Das Manko: Wirtschaftlich ist Biogas derzeit nicht konkurrenzfähig. Es kostet ca. dreimal soviel wie Erdgas. Deshalb lautet das große Ziel der Branche: runter mit den Kosten.
"Da gibt es sehr viele interessante Ansätze. Sie dürfen nicht vergessen: Biogas wird erst seit einigen Jahren wirklich produziert. Es gibt ein geflügeltes Wort, dass wir vielleicht nur 2 Prozent der Bakterien im Prozess überhaupt mit dem Namen kennen und von denen nicht mal wissen, was sie tun. Das ist ein großer weißer Fleck. Und deswegen ist auch dort ein großer Hebel anzusetzen.
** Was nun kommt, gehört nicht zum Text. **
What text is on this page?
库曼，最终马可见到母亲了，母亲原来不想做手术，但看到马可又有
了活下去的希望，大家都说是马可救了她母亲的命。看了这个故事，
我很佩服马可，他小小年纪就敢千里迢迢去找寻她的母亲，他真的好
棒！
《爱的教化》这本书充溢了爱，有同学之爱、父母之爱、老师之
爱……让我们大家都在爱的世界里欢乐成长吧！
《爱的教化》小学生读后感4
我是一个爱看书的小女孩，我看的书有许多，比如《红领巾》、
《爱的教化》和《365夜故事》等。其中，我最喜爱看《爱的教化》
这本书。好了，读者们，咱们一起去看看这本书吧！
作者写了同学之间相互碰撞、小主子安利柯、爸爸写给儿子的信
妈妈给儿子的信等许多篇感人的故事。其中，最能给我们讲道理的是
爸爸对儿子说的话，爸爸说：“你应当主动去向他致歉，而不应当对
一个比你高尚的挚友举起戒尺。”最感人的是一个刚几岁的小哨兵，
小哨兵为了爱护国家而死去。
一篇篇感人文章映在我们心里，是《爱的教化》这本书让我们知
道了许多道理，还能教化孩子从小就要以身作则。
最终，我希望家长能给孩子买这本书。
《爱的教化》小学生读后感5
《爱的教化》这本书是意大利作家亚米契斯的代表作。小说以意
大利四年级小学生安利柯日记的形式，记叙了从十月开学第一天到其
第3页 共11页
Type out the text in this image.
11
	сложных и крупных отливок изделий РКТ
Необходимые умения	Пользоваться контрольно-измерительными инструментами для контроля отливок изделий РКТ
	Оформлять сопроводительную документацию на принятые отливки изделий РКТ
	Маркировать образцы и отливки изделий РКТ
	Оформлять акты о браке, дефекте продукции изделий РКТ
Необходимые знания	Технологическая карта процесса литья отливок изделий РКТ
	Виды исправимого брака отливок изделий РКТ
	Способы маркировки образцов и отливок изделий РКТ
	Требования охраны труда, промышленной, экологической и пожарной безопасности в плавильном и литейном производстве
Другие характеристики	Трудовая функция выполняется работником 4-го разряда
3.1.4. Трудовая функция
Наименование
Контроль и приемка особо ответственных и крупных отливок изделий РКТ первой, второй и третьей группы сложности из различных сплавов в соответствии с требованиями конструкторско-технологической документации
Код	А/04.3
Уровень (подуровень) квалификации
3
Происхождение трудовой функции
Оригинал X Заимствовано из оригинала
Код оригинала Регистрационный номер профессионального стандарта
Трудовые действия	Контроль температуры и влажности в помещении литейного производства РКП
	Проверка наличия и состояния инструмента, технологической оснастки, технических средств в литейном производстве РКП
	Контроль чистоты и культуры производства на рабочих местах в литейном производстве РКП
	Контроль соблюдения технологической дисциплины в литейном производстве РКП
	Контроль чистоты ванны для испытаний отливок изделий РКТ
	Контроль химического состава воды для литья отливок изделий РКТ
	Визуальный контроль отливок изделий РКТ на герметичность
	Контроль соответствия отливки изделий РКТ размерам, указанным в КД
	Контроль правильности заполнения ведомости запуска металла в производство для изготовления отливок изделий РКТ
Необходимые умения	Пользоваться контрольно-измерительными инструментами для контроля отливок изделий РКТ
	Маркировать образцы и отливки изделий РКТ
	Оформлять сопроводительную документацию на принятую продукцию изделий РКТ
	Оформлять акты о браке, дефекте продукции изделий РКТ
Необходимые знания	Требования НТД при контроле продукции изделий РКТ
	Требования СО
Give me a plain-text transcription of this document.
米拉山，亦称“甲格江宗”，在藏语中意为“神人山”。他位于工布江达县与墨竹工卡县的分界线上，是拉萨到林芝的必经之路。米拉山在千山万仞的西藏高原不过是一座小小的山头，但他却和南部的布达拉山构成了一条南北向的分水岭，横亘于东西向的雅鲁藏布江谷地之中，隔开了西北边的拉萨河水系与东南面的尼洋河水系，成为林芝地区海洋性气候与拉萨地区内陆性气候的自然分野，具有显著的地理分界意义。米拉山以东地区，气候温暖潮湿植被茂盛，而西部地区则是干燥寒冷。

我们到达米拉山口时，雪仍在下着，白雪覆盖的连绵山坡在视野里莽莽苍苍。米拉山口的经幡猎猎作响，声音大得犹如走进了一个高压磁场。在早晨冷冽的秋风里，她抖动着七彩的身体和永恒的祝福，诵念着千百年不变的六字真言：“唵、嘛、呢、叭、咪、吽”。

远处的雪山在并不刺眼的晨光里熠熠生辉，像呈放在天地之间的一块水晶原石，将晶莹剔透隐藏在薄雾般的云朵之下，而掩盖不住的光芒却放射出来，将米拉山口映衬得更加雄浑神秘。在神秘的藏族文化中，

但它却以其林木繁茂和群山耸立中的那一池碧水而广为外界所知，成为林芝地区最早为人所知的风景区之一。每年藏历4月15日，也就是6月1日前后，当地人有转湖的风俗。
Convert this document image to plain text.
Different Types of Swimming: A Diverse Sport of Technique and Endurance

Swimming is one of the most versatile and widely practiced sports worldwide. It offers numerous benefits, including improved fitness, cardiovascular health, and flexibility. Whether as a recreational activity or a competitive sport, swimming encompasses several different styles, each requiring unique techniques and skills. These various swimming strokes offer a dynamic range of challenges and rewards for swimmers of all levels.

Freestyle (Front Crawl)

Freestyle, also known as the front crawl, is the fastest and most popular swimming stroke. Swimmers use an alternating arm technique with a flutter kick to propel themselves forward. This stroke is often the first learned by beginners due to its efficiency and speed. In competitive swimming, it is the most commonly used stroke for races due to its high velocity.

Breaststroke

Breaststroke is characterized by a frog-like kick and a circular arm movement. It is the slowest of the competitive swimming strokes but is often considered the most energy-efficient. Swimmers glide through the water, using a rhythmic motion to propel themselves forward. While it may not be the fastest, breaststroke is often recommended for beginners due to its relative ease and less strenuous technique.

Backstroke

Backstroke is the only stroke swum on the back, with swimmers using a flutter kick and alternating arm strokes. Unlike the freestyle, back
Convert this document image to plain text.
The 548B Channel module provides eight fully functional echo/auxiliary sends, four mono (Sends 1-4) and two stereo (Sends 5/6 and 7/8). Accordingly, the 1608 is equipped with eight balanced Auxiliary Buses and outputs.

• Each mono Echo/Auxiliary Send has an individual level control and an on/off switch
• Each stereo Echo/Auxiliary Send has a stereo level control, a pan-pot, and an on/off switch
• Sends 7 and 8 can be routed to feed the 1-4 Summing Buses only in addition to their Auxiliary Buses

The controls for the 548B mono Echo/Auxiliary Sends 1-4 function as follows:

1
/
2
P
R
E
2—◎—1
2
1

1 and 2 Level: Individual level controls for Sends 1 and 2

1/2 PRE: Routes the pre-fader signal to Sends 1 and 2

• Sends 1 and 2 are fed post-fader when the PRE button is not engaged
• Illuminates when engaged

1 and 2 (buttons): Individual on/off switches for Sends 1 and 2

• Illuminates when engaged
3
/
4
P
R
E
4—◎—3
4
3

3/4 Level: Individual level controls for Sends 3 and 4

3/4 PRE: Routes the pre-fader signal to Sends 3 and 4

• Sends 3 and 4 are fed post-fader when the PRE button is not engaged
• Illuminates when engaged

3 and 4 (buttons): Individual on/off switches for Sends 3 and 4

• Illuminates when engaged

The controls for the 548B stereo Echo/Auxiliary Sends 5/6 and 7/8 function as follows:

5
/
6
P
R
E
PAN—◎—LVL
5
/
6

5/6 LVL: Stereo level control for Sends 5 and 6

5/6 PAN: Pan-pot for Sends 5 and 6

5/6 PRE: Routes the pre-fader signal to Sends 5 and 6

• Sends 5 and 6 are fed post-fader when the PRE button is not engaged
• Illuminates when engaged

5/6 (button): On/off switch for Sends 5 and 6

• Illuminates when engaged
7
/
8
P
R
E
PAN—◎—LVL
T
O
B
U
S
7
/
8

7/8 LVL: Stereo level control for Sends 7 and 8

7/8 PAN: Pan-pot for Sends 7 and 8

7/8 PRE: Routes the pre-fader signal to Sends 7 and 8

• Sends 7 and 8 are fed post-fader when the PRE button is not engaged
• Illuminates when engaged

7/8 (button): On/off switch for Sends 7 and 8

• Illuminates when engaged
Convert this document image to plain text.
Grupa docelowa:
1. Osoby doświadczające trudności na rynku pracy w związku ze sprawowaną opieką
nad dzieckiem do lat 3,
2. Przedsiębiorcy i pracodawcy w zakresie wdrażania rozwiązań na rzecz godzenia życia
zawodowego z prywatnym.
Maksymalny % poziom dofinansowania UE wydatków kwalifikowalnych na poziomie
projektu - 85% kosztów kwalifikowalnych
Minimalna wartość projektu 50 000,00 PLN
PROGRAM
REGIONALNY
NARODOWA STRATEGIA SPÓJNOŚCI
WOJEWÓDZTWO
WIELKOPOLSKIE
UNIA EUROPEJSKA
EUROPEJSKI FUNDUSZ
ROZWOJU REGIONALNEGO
Es gibt jetzt die ersten Labors, dass wir wirklich hingehen, Bakterien sortieren, zählen. Welche Bakterienfamilien arbeiten mit welchen wie zusammen? Und ist das abhängig von der optimalen Fütterung?"
Bakterien zu finden, die Mais und auch andere Pflanzen effektiver zersetzen als heute - das ist das Ziel der Fachleute. Damit wollen sie innerhalb der nächsten 10 Jahre den Preis für Biogas um ein Viertel senken. Dass sich dennoch die Biogas-Herstellung für Landwirt Florin heute schon lohnt, liegt allein am Erneuerbare-Energien-Gesetz. Es zwingt die Stromkonzerne, den Strom zu einem hohen Preis abzunehmen: 16 Cent pro Kilowattstunde - rund doppelt soviel wie bei einem Windrad.
"Dort sehen Sie die Gasleitungen mit verschiedenen Absperrhähnen, Sicherheitsventilen. Wenn wir diese Leitung hier verfolgen: Es geht hier am Behälter runter, einmal ganz quer über den Hof, durch das Gebäude und dann direkt zu den Motoren, wo es verbrannt wird."
Die Leitung führt zu der Scheune aus grünem Wellblech. Wilken Corleis greift in die Hosentasche und sucht die Schlüssel.
"So, wir gehen jetzt in den Motorenraum. Und ab da werden wir nicht mehr so viel hören."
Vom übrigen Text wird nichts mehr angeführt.